This sporadic condition that commonly affects only individual high-yielding dairy cows at the onset of lactation is characterized by the development of peracute intravascular hemolysis and anemia with a potentially fatal outcome. Beef and nonlactating cattle are rarely affected. It is seen worldwide. The exact cause is unknown, but phosphorus depletion or hypophosphatemia is believed to be a major predisposing factor. Severe intracellular phosphorus depletion of RBC is known to increase cellular fragility and, therefore, the risk of cellular lysis. A similar condition reported in New Zealand was associated with copper deficiency, potentially making RBC more susceptible to oxidative stress. Other potential causes are hemolytic or oxidative plant toxins (often from Brassica spp, sugar beets, or green forage). Clinical disease is rare but, when it occurs, the case fatality rate is high (10–30%).
With clinical disease, rapid intravascular hemolysis leads to severe anemia, tachycardia, weakness, hemoglobinuria with dark brown or red urine, and pallor over several days. Milk production drops rapidly. Affected cows also may have fever, diarrhea, and tachypnea.
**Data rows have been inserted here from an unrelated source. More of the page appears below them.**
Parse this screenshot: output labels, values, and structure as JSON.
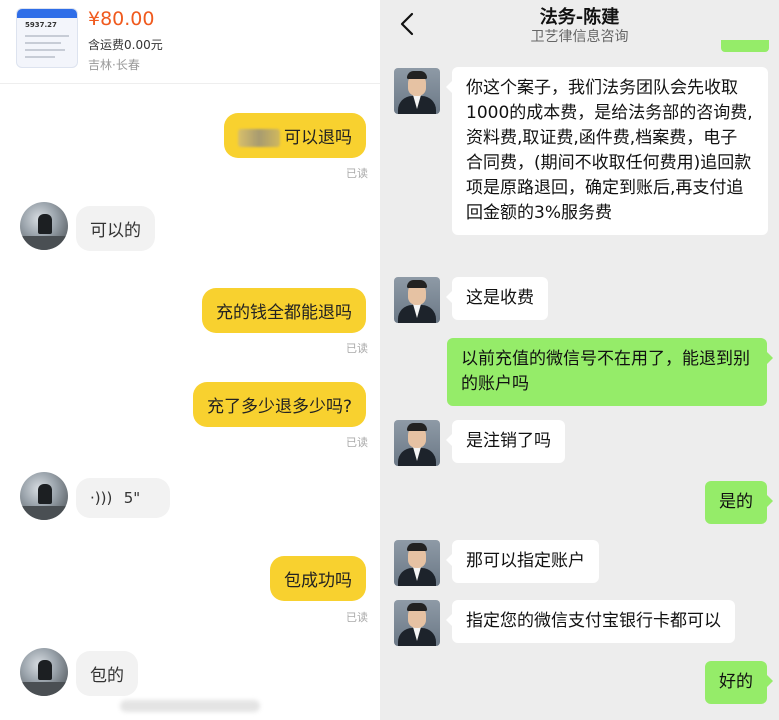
{
  "left": {
    "product": {
      "thumb_amount": "5937.27",
      "price": "¥80.00",
      "shipping": "含运费0.00元",
      "location": "吉林·长春"
    },
    "messages": [
      {
        "side": "right",
        "text": "可以退吗",
        "read": "已读"
      },
      {
        "side": "left",
        "text": "可以的"
      },
      {
        "side": "right",
        "text": "充的钱全都能退吗",
        "read": "已读"
      },
      {
        "side": "right",
        "text": "充了多少退多少吗?",
        "read": "已读"
      },
      {
        "side": "left",
        "voice_icon": "voice-wave-icon",
        "text": "5\""
      },
      {
        "side": "right",
        "text": "包成功吗",
        "read": "已读"
      },
      {
        "side": "left",
        "text": "包的"
      }
    ]
  },
  "right": {
    "header": {
      "title": "法务-陈建",
      "subtitle": "卫艺律信息咨询",
      "back_icon": "chevron-left-icon"
    },
    "messages": [
      {
        "side": "left",
        "text": "你这个案子，我们法务团队会先收取1000的成本费，是给法务部的咨询费,资料费,取证费,函件费,档案费，电子合同费，(期间不收取任何费用)追回款项是原路退回，确定到账后,再支付追回金额的3%服务费"
      },
      {
        "side": "left",
        "text": "这是收费"
      },
      {
        "side": "right",
        "text": "以前充值的微信号不在用了，能退到别的账户吗"
      },
      {
        "side": "left",
        "text": "是注销了吗"
      },
      {
        "side": "right",
        "text": "是的"
      },
      {
        "side": "left",
        "text": "那可以指定账户"
      },
      {
        "side": "left",
        "text": "指定您的微信支付宝银行卡都可以"
      },
      {
        "side": "right",
        "text": "好的"
      }
    ]
  },
  "colors": {
    "price": "#f05a1e",
    "yellow_bubble": "#f8d12f",
    "green_bubble": "#95ec69",
    "right_bg": "#ededed"
  }
}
Cows that survive the hemolytic crisis may take several months to recover completely. Convalescent cows and cows with subclinical disease develop icterus and evidence of increased erythrogenesis.
Diagnosis is usually made by recognition of clinical signs, particularly dark urine and anemia during the characteristic stage of lactation. Hemoglobinuria may best be diagnosed by noting failure of the urine to clear with centrifugation (ruling out hematuria) and presence of concurrent severe anemia. Intravascular hemolysis caused by Babesia (see Blood Parasites: Babesiosis) or Theileria (see Blood Parasites: Theileriases) may be ruled out by blood smear analysis, and standard laboratory methods can be used to rule out leptospirosis (see Leptospirosis) or bacillary hemoglobinuria (see Clostridial Diseases: Bacillary Hemoglobinuria). Diagnostic testing and feed or pasture analysis can be performed to identify toxic plants and deficiency of phosphorus, copper, and other antioxidants.
Transfusion of large quantities of whole blood is the best treatment for severely affected cows. Crystalloid fluids may be beneficial if blood is not available and may protect the kidneys against toxic and anoxic damage; but monitoring the PCV and the total protein concentration is required to prevent third spacing due the decreased intravascular oncotic pressure. Treatment with sodium phosphate (60 g in 300 mL of sterile water, IV followed by SC, every 12 hr) or copper glycinate (120 mg available copper) has been used but frequently is not effective in preventing further hemolysis. No sodium phosphate or copper glycinate solution approved for parenteral administration by the FDA is currently available for use in ruminants. The use of these compounds in dairy cows is therefore extra-label. Correction of mineral deficiencies and elimination of plant toxins from the diet may help prevent recurrence.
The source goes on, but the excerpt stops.